Si guardarono in faccia i contadini, a quelle parole, non afferrandone appieno il significato e che perciò rimasero sospese in una indeterminatezza che non scalfì la loro diffidenza.
Solo Francesco del Turco ritrovò nelle parole dell’avvocato l’eco di discorsi lontani, quando soldato di leva a Torino, per ammazzare il tempo della libera uscita, si fermava, talvolta, ad ascoltare qualche oratore che, dall’alto di un palco, parlava delle ingiustizie del mondo, di sfruttamento, di riscatto e di un non meglio identificato sole dell’avvenire e a quelle parole il pubblico presente – facce dure, determinate, chiuse in una silenziosa aspettativa – faceva scoppiare un applauso scrosciante e qualcuno gridava anche viva il socialismo.
Ricordi accantonati, smarriti nel fondo nero della memoria e che ora, improvvisamente, ritornavano a galla, sfocati, nebbiosi e che attraverso le parole dell’avvocato Nardone, acquistavano la loro valenza, una non casuale leggibilità. E quando, con fervore crescente, l’avvocato cominciò a raccontare che un sardo malandato, gobbo, con una testa enorme, su, nell’Italia delle nebbie e delle fabbriche, nelle città delle automobili, era alla guida di quelle schiere di taciturni e testardi operai, solo allora a Francesco del Turco riaffiorò, con un guizzo repentino e improvviso, l’immagine di quel rivoluzionario che stranamente corrispondeva alla descrizione fatta dall’avvocato¹¹.
Dopo questo excursus storiografico, necessario, crediamo, per inquadrare il personaggio nel contesto storico in cui è vissuto ed ha operato veniamo al Centro per le ricerche e gli studi sul movimento operaio e contadino nel Lazio meridionale ubicato ad Arce nella centrale piazza Umberto I, presso i locali dell’ex mercato coperto; e qui ci corre l’obbligo di ringraziare il sindaco della precedente Amministrazione, il dott. Roberto Simonelli, che accolse benevolo la pratica per la richiesta dei locali; nonché l’attuale sindaco della nuova Amministrazione, il geometra Luigi Germani, che, altrettanto benevolo, a quella pratica ha dato seguito.
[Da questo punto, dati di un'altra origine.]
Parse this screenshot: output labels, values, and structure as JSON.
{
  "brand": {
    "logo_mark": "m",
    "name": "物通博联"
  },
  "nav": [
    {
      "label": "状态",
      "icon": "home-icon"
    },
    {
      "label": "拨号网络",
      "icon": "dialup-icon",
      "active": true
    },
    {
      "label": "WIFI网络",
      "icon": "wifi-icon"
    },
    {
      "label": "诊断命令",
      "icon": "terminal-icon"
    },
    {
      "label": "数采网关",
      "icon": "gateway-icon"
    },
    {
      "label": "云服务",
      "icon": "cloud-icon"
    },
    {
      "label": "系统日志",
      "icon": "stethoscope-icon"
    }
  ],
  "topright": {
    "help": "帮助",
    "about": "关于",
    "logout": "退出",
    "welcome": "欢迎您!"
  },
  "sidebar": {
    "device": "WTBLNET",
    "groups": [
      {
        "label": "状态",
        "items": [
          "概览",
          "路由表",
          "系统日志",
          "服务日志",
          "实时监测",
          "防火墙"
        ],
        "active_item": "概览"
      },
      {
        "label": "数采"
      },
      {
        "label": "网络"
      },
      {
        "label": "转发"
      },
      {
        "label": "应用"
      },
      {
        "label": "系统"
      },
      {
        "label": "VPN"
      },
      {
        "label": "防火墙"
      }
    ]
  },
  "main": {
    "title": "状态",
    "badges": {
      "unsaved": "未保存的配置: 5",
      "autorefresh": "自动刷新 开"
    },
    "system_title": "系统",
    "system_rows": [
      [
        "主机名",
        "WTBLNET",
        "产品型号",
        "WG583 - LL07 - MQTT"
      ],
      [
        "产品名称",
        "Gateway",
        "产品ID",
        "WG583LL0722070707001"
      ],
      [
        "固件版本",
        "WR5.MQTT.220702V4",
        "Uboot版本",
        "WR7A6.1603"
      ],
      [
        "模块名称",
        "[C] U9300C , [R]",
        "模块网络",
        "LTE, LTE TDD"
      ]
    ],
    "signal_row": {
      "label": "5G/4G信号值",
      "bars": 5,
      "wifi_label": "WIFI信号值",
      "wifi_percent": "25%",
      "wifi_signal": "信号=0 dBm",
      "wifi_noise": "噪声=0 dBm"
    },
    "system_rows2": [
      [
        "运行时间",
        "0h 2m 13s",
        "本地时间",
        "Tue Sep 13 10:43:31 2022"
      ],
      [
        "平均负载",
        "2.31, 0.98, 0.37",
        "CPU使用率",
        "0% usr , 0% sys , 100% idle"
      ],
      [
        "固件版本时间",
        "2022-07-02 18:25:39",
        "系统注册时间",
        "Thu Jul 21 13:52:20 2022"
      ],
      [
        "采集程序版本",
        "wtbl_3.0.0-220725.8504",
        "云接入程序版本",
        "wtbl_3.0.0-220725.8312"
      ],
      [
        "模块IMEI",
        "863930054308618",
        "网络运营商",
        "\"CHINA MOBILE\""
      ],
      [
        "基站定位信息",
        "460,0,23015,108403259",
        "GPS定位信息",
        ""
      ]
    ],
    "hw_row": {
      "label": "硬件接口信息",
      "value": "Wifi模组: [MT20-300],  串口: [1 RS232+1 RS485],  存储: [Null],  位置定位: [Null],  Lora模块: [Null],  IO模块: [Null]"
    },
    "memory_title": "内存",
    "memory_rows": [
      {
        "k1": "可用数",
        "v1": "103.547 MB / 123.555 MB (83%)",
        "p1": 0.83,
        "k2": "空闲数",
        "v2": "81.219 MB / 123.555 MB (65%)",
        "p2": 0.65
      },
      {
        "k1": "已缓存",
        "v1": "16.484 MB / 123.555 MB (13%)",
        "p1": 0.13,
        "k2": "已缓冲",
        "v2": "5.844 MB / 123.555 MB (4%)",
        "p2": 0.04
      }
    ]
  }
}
L’Istituto, così come si è venuto formando, è suddiviso in tre sezioni:
1) BIBLIOTECA
La Biblioteca, di cui si sta approntando un catalogo informatizzato in seguito consultabile anche on-line, conserva un patrimonio librario di oltre 4500 volumi, in continuo aggiornamento nei singoli settori in cui si suddivide:
a) Storia locale
b) Storia del movimento operaio con particolare riferimento al Lazio meridionale
c) Opere generali di storia contemporanea
d) Riviste di storia contemporanea
e) Inventari di fondi archivistici
f) Reprint di giornali («L’Unità» «Avanti!», «Il Soviet»)
g) Cataloghi fotografici
2) CENTRO DI DOCUMENTAZIONE
Il Centro di documentazione raccoglie materiali relativi alla storia di Arce e a quella dei paesi confinanti nell’ambito dell’antico «Regno di Napoli» (Rocca d’Arce, Colfelice e Fontana Liri), in merito ai seguenti argomenti:
a) Storia dell’antica chiesa di S. Martino, della chiesa-santuario di S. Eleuterio e della Collegiata parrocchiale intitolata ai Ss. Apostoli Pietro e Paolo (secc. XI-XVII)
b) Fonti cartografiche
c) Storia del ducato Boncompagni
d) Brigantaggio
e) Storia delle agitazioni operaie e contadine nella provincia storica di Terra di Lavoro sino alla costituzione della nuova provincia di Frosinone (1927) e oltre
3) ARCHIVIO FOTOGRAFICO
Il fondo fotografico si compone di 250 immagini a partire dal 1900 in poi.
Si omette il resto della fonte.